Final Fantasy has its roots in D&D. I recently played the first three of the series (in their Pixel Remastered version on PS5), and was greatly amused by all the borrowings from the game. White mages are clerics, with healing and abilities against undead. Black mages are wizards, with fireballs and similar damage-dealing spells. The monster list, in particular, draws heavily from the AD&D Monster Manual. You get oozes, goblins, and – one of the most interesting borrowings – the Gas Spore, which in Final Fantasy is renamed the “bomb”. And yes, it looks a lot like a Beholder. (In AD&D, a gas spore looked exactly like a beholder, but exploded when struck!)

The Bomb has survived into Final Fantasy XVI, I’m happy to say. In the early FF games, you had gray oozes… and Black Flan. I suppose Flan is a type of Pudding? And yes, there’s a Flan Prince in FF XVI!

There are two major difference between boss encounters in a computer game and boss encounters in a homebrew D&D game.

In a computer game, if the boss is too hard, you reload your save and replay it. You don’t have that option in a D&D game.

In a computer game, plenty of people of play tested to see how tough (playable) the encounters are. In a homebrew game, you’re the first ones to see that combination of monsters, characters, and DM.

In theory, you can take the challenge ratings of the monsters and determine if it’s a good encounter. In practice, this doesn’t work. There’s too much variability. Honestly, in computer RPGs, it tends not to work either – some combinations of abilities are overpowered, and others are weak. (If you’ve followed Elden Ring at all, you’ll have seen a LOT of patches changing the abilities of monsters and attacks).

But that “we can make the encounter harder because people can replay it” is such an important strategy for computer games. In D&D, you get one shot. And, with the rise of story-based campaigns, getting good boss encounters becomes more important.

Challenge Rating isn’t useless, I must say. It’s a good starting point. But personal DM experience begins to matter a lot more – and even then, you can miss.

The one edition of D&D that attempted to make boss battles a lot better was 4E. The very structure of the game was all about making those big set-piece battles interesting. And it did a pretty good job of that. I had a lot of fun running them.

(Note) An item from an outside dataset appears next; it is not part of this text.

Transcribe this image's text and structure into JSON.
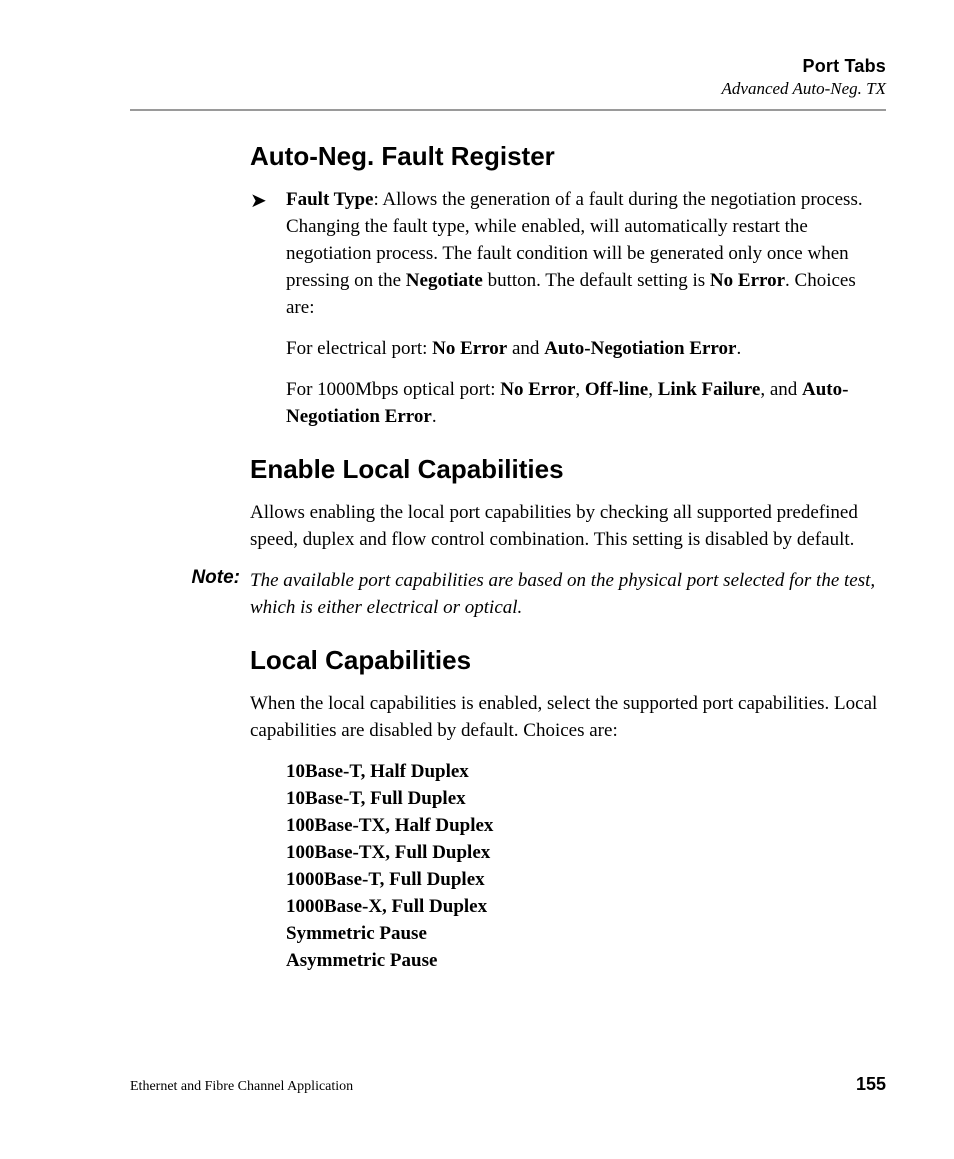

Unfortunately, the smaller battles didn’t work well with the same structure. They often took too long.

Why then have the smaller battles? Why not just include big boss battles? It’s an interesting question. D&D sessions tend not to be long enough to run many battles, even of the smaller variety. (You can get a LOT more battles in a quick session of a computer game). However, smaller battles often give the players a chance to shine. If you want the big boss battles to be significant life or death ones, then only having them means the players never get a chance to say “we’re heroes”.

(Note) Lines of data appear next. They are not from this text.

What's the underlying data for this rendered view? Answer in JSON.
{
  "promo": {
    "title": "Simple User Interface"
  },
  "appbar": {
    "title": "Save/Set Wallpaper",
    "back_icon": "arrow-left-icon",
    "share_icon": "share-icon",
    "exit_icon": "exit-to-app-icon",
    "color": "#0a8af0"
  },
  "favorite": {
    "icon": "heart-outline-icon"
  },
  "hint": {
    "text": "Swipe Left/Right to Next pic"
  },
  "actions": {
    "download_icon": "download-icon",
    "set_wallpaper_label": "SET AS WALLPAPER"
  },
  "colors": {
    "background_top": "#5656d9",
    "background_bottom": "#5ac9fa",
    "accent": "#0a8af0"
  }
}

They also help pacing of the adventure. In some campaigns, they also make up the bulk of the XP awarded. They provide life to wilderness areas – if you’re told that the wastelands are swarming with orcs and never meet an orc war band, it feels odd.

(In the early Final Fantasy games, there are a LOT of random encounters. Take ten steps, another encounter! But that’s how you gained XP. Yes, they were very based on D&D tropes).

If there’s one thing that 4E did well, it was divide monsters into minions, standard, elites, and solos. This is an interesting design strategy which says “4 minions equal one character”, “1 standard equals one character”, “one elite equals two characters”, and “one solo equals four characters”, with hit points and (especially) action allocation to match.

5E took some of that technology when it made Legendary creatures, but it missed rather hard with most of them, as their Legendary actions don’t make up for the extra actions a party can do.

For all this, you can still have great boss battles in Dungeons & Dragons 5E. It’s just that not all of them will go as you expect. At present, there isn’t a magic formula for designing encounters. And, given the range of player skill levels, character builds, and combinations of abilities, I’m not sure that a perfect – or even near-perfect – solution is possible.